Whatever the nom de guerre implies, Petite Anglaise, as Catherine Sanderson is better known to her extended world family, is no Little Englander. Nor, as a Yorkshire lass, is she an especially staunch champion of the Queen's English.
But as the long awaited launch of her book approaches, she has posted a delicious item at her site about trying as best she can to stick up for her first language against the more irritating demands of her American publishers.
More of that in a minute.
For the benefit of new Salut! readers, Catherine and I first met electronically. We both blogged from Paris, though my efforts (despite being backed by the resources of a big national newspaper) were somewhat less successful than hers.
Those pre-Salut! ramblings of mine were widely enough seen to keep me at or near the top of the Telegraph's internal blogging charts. But even before I wrote the stories that spread Catherine's fame to a vast new public and hastened the book deal she deserved and would have got anyway, her following was on an entirely different scale.
Now she is on the brink of publication. It will, if I am right, raise her to a new level of celebrity and prosperity. There will be some backbiting - the newspapers that miss out on serialisation, magazines denied the big interview, lowlier bloggers envious of her impressive march into the mainstream.
But provided she can keep her nerve and remain as perky in her private life as she is just now, Catherine will emerge from the process as a fully established author with every chance of enduring success (the second book, part of that six-figure Penguin deal that I also wrote about before anyone else, is on the way).
And I now award Catherine the highest honour of all. Had she not chosen to become a bilingual secretary, blogging phenomenon and publisher's dream, she might have been an excellent recruit for my new newspaper adventure in the Middle East.
She'd make a first class hackette, with broadsheet rather than tabloid instincts. What is more, as her legion of readers has been discovering, she sings loudly and clearly from sheet music approved by Salut!. Catherine prefers British English to the American variation.
In her new blog posting, headlined I say pyjama......., she describes having to plough through the proofs of her book in its modified version for the American market.

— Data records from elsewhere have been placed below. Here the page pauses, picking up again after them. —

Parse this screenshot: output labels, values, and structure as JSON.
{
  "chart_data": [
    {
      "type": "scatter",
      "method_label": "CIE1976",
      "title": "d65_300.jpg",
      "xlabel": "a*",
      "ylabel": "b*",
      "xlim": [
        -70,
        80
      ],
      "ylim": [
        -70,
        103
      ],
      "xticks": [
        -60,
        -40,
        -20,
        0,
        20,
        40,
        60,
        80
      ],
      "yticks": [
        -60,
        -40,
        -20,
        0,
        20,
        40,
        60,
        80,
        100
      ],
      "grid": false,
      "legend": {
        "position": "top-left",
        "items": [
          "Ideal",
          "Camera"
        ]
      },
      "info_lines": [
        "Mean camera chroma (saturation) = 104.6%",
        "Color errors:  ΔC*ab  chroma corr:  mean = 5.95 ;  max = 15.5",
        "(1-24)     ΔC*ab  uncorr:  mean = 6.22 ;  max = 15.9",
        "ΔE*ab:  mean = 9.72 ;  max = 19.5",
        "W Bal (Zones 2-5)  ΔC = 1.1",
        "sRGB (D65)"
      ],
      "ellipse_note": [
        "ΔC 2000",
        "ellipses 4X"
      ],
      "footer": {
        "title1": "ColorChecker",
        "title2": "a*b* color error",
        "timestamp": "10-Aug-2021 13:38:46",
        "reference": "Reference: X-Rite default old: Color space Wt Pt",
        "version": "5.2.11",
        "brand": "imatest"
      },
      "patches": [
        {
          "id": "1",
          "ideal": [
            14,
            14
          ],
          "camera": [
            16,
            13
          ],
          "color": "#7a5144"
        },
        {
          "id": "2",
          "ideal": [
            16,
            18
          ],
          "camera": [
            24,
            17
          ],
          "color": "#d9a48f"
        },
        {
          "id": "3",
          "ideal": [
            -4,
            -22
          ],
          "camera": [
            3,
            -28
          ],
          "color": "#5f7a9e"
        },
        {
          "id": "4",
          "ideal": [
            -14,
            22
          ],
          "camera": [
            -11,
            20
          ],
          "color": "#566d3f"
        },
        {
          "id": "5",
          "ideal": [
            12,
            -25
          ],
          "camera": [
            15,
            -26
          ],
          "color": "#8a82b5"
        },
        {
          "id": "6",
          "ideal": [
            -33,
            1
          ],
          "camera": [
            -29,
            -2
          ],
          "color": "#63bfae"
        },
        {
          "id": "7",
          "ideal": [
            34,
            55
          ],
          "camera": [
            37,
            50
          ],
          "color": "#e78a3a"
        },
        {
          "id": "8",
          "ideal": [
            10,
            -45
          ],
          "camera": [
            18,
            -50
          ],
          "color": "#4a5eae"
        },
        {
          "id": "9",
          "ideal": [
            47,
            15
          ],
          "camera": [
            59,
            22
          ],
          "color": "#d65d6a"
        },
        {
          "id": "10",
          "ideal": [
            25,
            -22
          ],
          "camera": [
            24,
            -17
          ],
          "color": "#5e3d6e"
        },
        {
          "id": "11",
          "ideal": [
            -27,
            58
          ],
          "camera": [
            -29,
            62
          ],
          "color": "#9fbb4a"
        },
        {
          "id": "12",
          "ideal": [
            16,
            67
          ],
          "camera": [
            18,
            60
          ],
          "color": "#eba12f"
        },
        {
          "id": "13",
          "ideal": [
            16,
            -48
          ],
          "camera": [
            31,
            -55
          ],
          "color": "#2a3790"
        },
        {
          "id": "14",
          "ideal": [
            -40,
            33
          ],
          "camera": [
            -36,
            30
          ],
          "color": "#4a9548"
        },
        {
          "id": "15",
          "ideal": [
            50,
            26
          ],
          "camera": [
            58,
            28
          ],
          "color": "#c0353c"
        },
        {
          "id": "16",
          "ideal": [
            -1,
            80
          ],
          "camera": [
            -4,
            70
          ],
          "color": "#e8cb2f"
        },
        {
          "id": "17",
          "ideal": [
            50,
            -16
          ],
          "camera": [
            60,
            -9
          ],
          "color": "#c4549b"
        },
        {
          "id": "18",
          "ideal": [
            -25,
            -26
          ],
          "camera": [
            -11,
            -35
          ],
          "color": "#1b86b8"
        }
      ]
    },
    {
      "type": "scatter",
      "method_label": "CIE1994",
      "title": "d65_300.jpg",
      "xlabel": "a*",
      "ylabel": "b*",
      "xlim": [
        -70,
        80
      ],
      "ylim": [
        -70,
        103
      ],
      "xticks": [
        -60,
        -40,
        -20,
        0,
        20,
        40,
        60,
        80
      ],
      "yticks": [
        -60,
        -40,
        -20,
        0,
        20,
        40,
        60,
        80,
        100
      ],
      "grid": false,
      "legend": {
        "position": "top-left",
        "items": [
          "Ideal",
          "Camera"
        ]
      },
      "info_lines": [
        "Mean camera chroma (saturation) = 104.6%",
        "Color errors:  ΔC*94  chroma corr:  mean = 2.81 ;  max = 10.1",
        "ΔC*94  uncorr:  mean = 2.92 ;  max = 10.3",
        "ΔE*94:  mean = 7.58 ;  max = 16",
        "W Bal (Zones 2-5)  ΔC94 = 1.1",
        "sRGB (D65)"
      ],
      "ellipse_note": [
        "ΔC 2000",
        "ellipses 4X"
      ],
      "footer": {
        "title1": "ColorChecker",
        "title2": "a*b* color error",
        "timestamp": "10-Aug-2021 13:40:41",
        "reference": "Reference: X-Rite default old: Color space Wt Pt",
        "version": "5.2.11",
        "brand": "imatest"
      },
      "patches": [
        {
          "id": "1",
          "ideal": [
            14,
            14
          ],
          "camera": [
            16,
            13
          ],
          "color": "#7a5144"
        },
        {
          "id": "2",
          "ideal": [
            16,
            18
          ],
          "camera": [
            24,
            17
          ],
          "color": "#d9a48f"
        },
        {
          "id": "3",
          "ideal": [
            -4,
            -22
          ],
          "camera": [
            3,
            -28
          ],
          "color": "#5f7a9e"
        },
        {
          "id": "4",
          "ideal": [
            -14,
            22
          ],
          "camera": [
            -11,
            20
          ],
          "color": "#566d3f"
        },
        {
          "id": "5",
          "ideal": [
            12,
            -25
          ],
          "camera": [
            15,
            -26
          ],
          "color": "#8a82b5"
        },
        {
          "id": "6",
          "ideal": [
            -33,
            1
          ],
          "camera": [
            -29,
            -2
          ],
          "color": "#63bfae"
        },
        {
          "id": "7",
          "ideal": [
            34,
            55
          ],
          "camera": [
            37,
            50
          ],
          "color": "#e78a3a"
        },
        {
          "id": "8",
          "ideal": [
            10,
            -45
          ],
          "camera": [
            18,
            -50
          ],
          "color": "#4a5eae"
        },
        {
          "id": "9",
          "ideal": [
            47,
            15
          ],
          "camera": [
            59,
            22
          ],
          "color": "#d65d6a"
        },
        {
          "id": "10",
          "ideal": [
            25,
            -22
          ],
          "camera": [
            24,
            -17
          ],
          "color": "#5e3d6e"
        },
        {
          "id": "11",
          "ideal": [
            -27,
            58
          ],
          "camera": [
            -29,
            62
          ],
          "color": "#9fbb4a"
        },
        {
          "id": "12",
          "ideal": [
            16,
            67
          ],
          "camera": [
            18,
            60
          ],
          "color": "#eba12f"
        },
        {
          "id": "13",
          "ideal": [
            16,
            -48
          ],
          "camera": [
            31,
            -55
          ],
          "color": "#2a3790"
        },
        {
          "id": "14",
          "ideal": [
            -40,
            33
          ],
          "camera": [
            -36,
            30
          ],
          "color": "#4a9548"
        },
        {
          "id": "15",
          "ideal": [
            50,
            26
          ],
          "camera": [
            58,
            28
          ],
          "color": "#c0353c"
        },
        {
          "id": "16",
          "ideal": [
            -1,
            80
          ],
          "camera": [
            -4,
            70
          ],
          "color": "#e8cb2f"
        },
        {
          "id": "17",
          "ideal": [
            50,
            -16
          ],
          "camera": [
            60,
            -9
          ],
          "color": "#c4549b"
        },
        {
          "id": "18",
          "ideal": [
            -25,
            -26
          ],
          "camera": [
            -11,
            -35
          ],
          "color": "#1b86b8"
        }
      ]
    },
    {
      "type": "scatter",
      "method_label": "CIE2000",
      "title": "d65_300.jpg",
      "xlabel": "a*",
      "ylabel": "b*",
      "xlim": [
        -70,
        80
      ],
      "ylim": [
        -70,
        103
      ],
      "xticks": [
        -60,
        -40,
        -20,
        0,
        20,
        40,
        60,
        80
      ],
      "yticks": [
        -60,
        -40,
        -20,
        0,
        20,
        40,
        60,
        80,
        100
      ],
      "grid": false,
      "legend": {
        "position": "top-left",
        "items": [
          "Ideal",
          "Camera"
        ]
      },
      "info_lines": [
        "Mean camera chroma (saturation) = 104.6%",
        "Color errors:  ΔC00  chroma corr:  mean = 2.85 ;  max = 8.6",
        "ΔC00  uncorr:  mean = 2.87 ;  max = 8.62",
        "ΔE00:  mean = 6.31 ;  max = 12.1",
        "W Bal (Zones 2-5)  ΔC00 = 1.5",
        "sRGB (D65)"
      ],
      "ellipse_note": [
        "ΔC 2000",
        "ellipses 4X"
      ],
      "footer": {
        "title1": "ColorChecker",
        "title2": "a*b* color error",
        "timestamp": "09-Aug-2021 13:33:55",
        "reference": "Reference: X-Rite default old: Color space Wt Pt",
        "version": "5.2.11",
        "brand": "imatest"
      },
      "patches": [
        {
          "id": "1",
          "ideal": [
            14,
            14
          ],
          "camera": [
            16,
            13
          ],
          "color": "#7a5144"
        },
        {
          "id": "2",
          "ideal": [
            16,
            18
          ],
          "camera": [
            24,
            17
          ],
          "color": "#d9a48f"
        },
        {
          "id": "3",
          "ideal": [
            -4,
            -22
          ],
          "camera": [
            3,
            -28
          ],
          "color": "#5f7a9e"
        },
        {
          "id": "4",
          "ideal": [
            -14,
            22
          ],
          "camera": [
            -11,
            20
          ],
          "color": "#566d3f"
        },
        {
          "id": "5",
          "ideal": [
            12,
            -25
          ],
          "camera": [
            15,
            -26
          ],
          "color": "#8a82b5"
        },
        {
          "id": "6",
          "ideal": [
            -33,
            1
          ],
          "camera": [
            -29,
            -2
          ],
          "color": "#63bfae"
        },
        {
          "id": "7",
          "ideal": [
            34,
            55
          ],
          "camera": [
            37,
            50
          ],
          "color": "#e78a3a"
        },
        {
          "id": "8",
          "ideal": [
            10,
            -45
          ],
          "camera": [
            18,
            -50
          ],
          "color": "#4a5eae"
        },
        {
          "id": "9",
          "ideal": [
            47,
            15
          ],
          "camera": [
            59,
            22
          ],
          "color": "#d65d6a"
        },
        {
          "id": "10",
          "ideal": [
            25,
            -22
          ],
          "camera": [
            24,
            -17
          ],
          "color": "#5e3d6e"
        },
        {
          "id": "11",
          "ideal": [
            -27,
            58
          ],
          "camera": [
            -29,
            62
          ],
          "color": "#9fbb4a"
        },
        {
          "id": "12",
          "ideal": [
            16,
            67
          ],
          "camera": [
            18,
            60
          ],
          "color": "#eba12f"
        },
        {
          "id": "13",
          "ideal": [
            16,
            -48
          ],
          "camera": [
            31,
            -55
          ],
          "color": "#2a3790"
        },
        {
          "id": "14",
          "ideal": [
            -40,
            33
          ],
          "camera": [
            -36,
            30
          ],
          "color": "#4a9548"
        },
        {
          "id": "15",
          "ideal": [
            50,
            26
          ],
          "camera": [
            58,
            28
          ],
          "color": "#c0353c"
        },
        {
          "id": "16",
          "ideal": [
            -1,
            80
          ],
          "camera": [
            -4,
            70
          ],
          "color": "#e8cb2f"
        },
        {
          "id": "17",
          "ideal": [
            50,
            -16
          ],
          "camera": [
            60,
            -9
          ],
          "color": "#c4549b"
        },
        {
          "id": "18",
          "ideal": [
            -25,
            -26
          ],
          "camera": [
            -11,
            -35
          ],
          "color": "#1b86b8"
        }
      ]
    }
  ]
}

Listen to Catherine's lament (and read it in full, of course, over at her place):
It’s a surreal experience reading my book translated into American. I mean, I knew that you people over the Atlantic say diaper instead of nappy, stroller instead of pushchair, sidewalk instead of pavement and elevator instead of lift, but until I started reading the copy edits for the US manuscript, I hadn’t really noticed all the other spelling variations, or the slightly different punctuation rules for speech. The copy editor has been scarily meticulous, converting metric measurements back into Imperial, substituting millions of s’s for z’s and assiduously removing the unwanted u’s from colour, flavour, or humour. There are double l’s which have become single, ph’s which have become f’s (drafty? really?), fringes which have morphed into bangs (ahem)…
But when it came to mommy for mummy, the Petite heels started digging in. However much she is grudgingly prepared to go along with in the interests of sparing Americans the feeling they are being asked to read a foreign language book, she hopes mummy is capable of being understood without translation.
The resulting discussion has attracted, at the last count, nearly 150 replies. That's the sort of statistic I haven't enjoyed since the time I went on holiday from the Telegraph, posted a brief Gone Fishing notice and sat in the Mediterranean sun as scores of comments accumulated on topics ranging from to the competing charms of different corners of France to the clubbing of baby seals in Newfoundland.
Go over to Petite's site and browse them for yourselves. There are far too many to repeat here.
But you'll find some Americans who feel mildly ashamed at being thought unable to read English English and plenty of Brits who urge Catherine to hold firm.
Another American resents "the rants of self-hating USians on the net", but agrees the book should be sold as written because it otherwise risks losing its flavoUr.
I loved this, from "Sprite": "Wait, what do you say instead of 'gotten?'.”
Kerry, having "never been a Brit", invented a new word. "Briticisms," (s)he wrote, "may be a touch more jarring to Americans than Americanisms are to Brits."
And "Philip", who appears to be British though I cannot open the link in his signature, says simply: "To translate a British book into American English is idiotic. It caters to American provincialism and ignorance. I personally think Americans that read would not find British English so mystifying."
It's a fascinating read, as I am sure Petite's book will be. But for my last word, I return to my scrupulously even-handed approach to Two Nations Divided By a Common Language, the phrase I have borrowed from George Bernard Shaw to entitle a short American/English glossary I have compiled for my new colleagues.
Let me remind you not only of my admiration for the cover of the American edition (left, which is witty and sexy and vastly superior to the slightly twee English effort, but also that a straw poll here suggested that Salut! readers overwhelmingly endorsed my preference.